I was just around her watching the nature around but the sudden silence and her action was unusual to me.  I went to her to enquire what it was and she shod a hand to tell me not to speak and keep quite.   I looked into the well and found the water was moving out of the movement of the bucket which was going down and up earlier, thats all, nothing other than that.   So that is not the problem.  After a long while mother said:  "Let us go up with the water collected".   I walked on with her with a small 'kodam' ( water pitcher made with clay) filled with water in my hands and she carrying two kodams in both hands and the bucket and rope.  She always carried the maximum weight.  Once home, she sat down on the steps after putting down the kodams and bucket.   Then she said: " I was having dizziness and that was why, I turned around and held on to the tree.  Had it not been so, I would have gone into the well"

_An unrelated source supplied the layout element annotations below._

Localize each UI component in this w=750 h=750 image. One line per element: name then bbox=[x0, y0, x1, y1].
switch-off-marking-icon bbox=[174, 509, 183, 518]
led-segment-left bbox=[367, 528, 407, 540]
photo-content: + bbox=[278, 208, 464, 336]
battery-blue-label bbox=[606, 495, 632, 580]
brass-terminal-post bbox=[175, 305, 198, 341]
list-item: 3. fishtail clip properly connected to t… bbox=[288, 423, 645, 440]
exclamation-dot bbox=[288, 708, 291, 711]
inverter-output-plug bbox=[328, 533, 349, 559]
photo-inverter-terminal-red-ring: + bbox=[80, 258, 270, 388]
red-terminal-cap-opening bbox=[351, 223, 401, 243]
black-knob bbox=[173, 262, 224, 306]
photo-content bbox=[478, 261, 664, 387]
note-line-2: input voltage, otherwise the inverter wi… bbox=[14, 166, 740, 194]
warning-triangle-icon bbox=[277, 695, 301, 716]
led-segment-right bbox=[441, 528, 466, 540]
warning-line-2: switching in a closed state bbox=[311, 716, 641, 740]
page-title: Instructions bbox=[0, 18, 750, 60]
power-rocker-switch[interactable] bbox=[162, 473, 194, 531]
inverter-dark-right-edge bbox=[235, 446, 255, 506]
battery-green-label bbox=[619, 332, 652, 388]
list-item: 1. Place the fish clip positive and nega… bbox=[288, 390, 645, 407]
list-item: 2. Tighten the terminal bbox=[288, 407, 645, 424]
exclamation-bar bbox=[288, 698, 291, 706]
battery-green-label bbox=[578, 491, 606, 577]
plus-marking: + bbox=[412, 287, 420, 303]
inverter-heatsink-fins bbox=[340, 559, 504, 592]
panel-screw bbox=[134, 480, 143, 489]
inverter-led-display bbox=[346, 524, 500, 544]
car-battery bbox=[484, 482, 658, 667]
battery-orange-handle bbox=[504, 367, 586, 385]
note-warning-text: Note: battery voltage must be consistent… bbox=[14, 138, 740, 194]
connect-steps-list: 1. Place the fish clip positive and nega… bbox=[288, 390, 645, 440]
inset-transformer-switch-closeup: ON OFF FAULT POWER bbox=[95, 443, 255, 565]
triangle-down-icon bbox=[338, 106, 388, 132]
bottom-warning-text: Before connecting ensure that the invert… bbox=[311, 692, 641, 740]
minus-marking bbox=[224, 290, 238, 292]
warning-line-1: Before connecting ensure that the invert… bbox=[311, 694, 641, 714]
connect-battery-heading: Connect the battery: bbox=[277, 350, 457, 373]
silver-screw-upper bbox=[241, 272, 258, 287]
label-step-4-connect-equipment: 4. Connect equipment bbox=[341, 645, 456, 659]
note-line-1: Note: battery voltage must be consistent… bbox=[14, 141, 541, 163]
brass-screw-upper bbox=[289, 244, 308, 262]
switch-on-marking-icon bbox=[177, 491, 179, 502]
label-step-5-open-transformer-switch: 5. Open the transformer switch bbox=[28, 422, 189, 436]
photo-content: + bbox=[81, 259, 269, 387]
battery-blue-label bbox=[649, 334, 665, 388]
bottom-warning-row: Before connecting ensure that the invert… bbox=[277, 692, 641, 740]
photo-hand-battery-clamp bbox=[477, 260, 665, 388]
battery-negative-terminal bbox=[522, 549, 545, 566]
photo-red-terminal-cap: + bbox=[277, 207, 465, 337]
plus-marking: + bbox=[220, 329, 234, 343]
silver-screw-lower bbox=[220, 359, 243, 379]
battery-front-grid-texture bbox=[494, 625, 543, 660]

The well in the lower land was without any safety wall and one just stood on the edge to collect water.   Any slight misstep and one will land into the deep water and that many times will be the end of the individual, which is common in south India.  I said:  "My God..My God...God has just saved us from a possible mishap". In later life, we related that story many times whenever we ruminated on old times.  Whenever I related that story, her eyes welled up and she said "Oh..you remember all that?"   And I used to reply : "Yes, mother, I remember all that".  Then conversation will follow which soothed her through and through.   The sufferings she took to bring up ten children!  The number of child births she underwent!  The support and hard work she had to put in like a maid servant of sorts to bring up and keep up a family of five brothers of father and a mother!  Father's lonely sister in the family had been married off.  They were a good family but came rarely to the house and that too only on special occasions! And when a son in law of the family came to visit, he was not expected to do any work normally.   Here, the good fellow, who was the husband of his sister was a great gentleman far ahead of his times and he took care of any kind of administration in the house hold on functions which were being organized in the house and it became a great solace to all.  

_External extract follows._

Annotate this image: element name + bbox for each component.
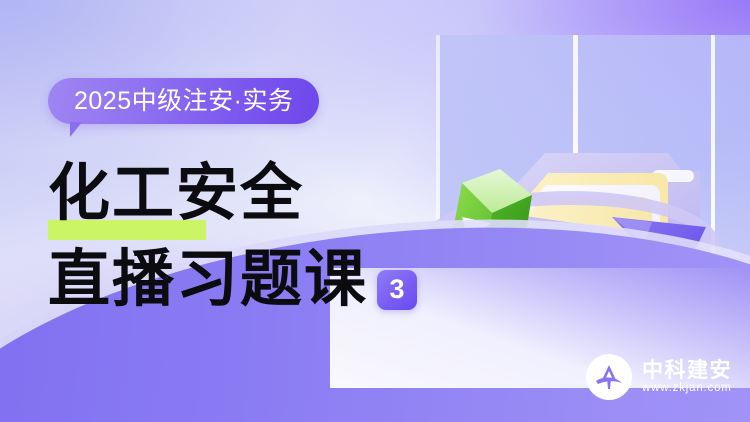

Father's mother, the old 'ammamma' was a smart lady, could have been very beautiful in her times!  She used to approach work very seriously and would go through and through to do and finish any kind of work without any hunch.   Whether it is cooking or preparing for any celebrations, making special receipies, she did it without any compunction.  She used to put her murukkan in her mouth and often asked for a bit of 'pokala' and if it is 'jappanam pokala' she was very very happy.   Jappanam pokala is the special Jafna tobacco which was available in those days.  Once the murukkan is in her mouth, she broke off a half inch piece of the Jafna tobacco and pushed it into the extreme molar side of the mouth andit went for half the day till lunch time!  Oh..she enjoyed it through and through and she did one work or the other. However, as all Christian families she had her way of getting at mother and mother as usual hated it.   But by the time, mother said, all had mellowed, and the Ammama I saw and the hade degree of mother, which I witnessed was far far below the point which was there when she came into the house of father after marriage.   I was a child born after a long time after so many other children and many years of life had passed for them, by the time, I was seeing and witnessing the drama as a little child.  Somehow, I liked the old lady for some unthinkable reason.